Construction and content
The CGI employs existing or newly developed resources and computational methods to annotate and analyze the alterations in a tumor according to distinct levels of evidence (Fig. 1a; details in Additional file 2: Note I). The tool is freely available through an API or a web interface at http://www.cancergenomeinterpreter.org, under an open license, with the aim of facilitating its use by cancer researchers and clinical oncologists (Fig. 1b–d). In the following sections we present the blueprint for the interpretation of cancer genomes implemented by the CGI, describe the resource, and discuss its utility.
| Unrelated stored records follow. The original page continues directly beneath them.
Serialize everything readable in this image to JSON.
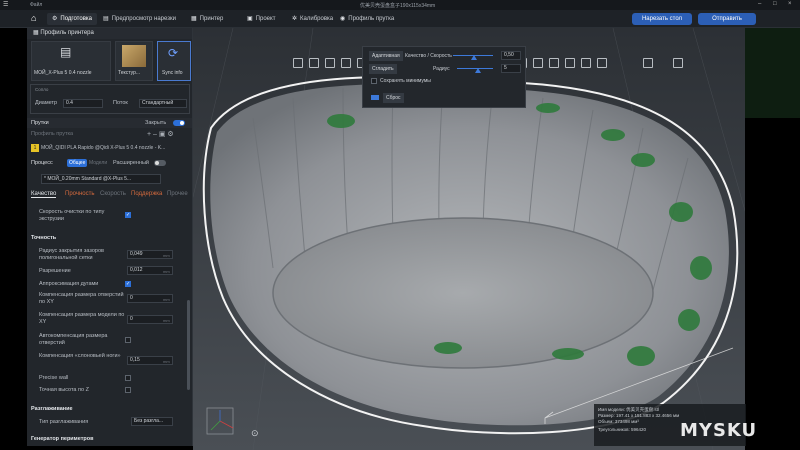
{
  "titlebar": {
    "menu": "Файл",
    "title": "优美贝壳蛋盘盒子190x115x34mm"
  },
  "tabs": [
    {
      "label": "Подготовка",
      "icon": "sliders-icon",
      "active": true
    },
    {
      "label": "Предпросмотр нарезки",
      "icon": "preview-icon",
      "active": false
    },
    {
      "label": "Принтер",
      "icon": "printer-icon",
      "active": false
    },
    {
      "label": "Проект",
      "icon": "project-icon",
      "active": false
    },
    {
      "label": "Калибровка",
      "icon": "calibration-icon",
      "active": false
    },
    {
      "label": "Профиль прутка",
      "icon": "filament-icon",
      "active": false
    }
  ],
  "actions": {
    "slice": "Нарезать стол",
    "send": "Отправить"
  },
  "printer": {
    "section": "Профиль принтера",
    "name": "МОЙ_X-Plus 5 0.4 nozzle",
    "plate": "Текстур...",
    "sync": "Sync info",
    "diameter_label": "Диаметр",
    "diameter_value": "0.4",
    "flow_label": "Поток",
    "flow_value": "Стандартный",
    "group_label": "Сопло"
  },
  "filament": {
    "section": "Прутки",
    "close_label": "Закрыть",
    "profile_label": "Профиль прутка",
    "slot": "1",
    "name": "МОЙ_QIDI PLA Rapido @Qidi X-Plus 5 0.4 nozzle - K..."
  },
  "process": {
    "label": "Процесс",
    "mode_basic": "Общее",
    "mode_model": "Модели",
    "advanced": "Расширенный",
    "profile": "* МОЙ_0.20mm Standard @X-Plus 5...",
    "subtabs": [
      "Качество",
      "Прочность",
      "Скорость",
      "Поддержка",
      "Прочее"
    ]
  },
  "settings": {
    "wipe_label": "Скорость очистки по типу экструзии",
    "accuracy_title": "Точность",
    "rows": [
      {
        "label": "Радиус закрытия зазоров полигональной сетки",
        "value": "0,049",
        "unit": "mm"
      },
      {
        "label": "Разрешение",
        "value": "0,012",
        "unit": "mm"
      },
      {
        "label": "Аппроксимация дугами",
        "value": ""
      },
      {
        "label": "Компенсация размера отверстий по XY",
        "value": "0",
        "unit": "mm"
      },
      {
        "label": "Компенсация размера модели по XY",
        "value": "0",
        "unit": "mm"
      },
      {
        "label": "Автокомпенсация размера отверстий",
        "value": ""
      },
      {
        "label": "Компенсация «слоновьей ноги»",
        "value": "0,15",
        "unit": "mm"
      },
      {
        "label": "Precise wall",
        "value": ""
      },
      {
        "label": "Точная высота по Z",
        "value": ""
      }
    ],
    "seam_title": "Разглаживание",
    "seam_label": "Тип разглаживания",
    "seam_value": "Без разгла...",
    "perimeter_title": "Генератор периметров"
  },
  "popover": {
    "adaptive": "Адаптивная",
    "quality_speed": "Качество / Скорость",
    "qs_value": "0,50",
    "smooth": "Сгладить",
    "radius": "Радиус",
    "radius_value": "5",
    "keep_min": "Сохранять минимумы",
    "reset": "Сброс"
  },
  "model_info": {
    "name": "Имя модели: 优美贝壳蛋盘.stl",
    "size": "Размер: 197.41 x 151.883 x 32.4656 мм",
    "volume": "Объем: 373498 мм³",
    "triangles": "Треугольников: 596420"
  },
  "watermark": "MYSKU",
  "colors": {
    "accent": "#2c5fb6",
    "model": "#9c9fa3",
    "highlight": "#2f7a3c"
  }
}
A comprehensive catalog of cancer genes across tumor types
One of the main aims of the interpretation of cancer genomes is to identify the alterations responsible for tumorigenic traits. In the CGI, this process begins with a focus on alterations that affect the genes capable of driving the cancer hallmarks of a particular tumor type. Therefore, we compiled a catalog of genes involved in the onset and progression of different types of cancer, obtained via different methods and from different sources (Additional file 2: Note II). First, from manually curated resources [2, 7, 8, 12, 13] and the literature we collected genes that have been experimentally or clinically verified to drive tumorigenesis. Second, we incorporated the results of bioinformatics analyses of large tumor cohorts re-sequenced by international initiatives such as The Cancer Genome Atlas (http://cancergenome.nih.gov/abouttcga) and the International Cancer Genome Consortium  (specifically, we identified genes whose somatic alterations exhibit signals of positive selection across 6729 tumors representing 28 types of cancer ). Each of these cancer genes was annotated with their mode of action in tumorigenesis (i.e., whether they function as oncogenes or tumor suppressors), on the basis of either experimentally verified sources, or in silico prediction . The resulting Catalog of Cancer Genes currently comprises 837 genes with evidence of a tumorigenic role in 193 different cancer types (Fig. 2a). Each entry in the catalog thus includes, along with the name of the driver gene, (i) the malignancies it drives, organized according to available evidence; (ii) the types of alterations involved (mutations, copy number alterations, and/or gene translocations); (iii) the source(s) of this information; (iv) the context (germline or somatic) in which these alterations are tumorigenic; and (v) the gene’s mode of action in cancer as appropriate. The catalog is available for download through the CGI website (https://www.cancergenomeinterpreter.org/genes).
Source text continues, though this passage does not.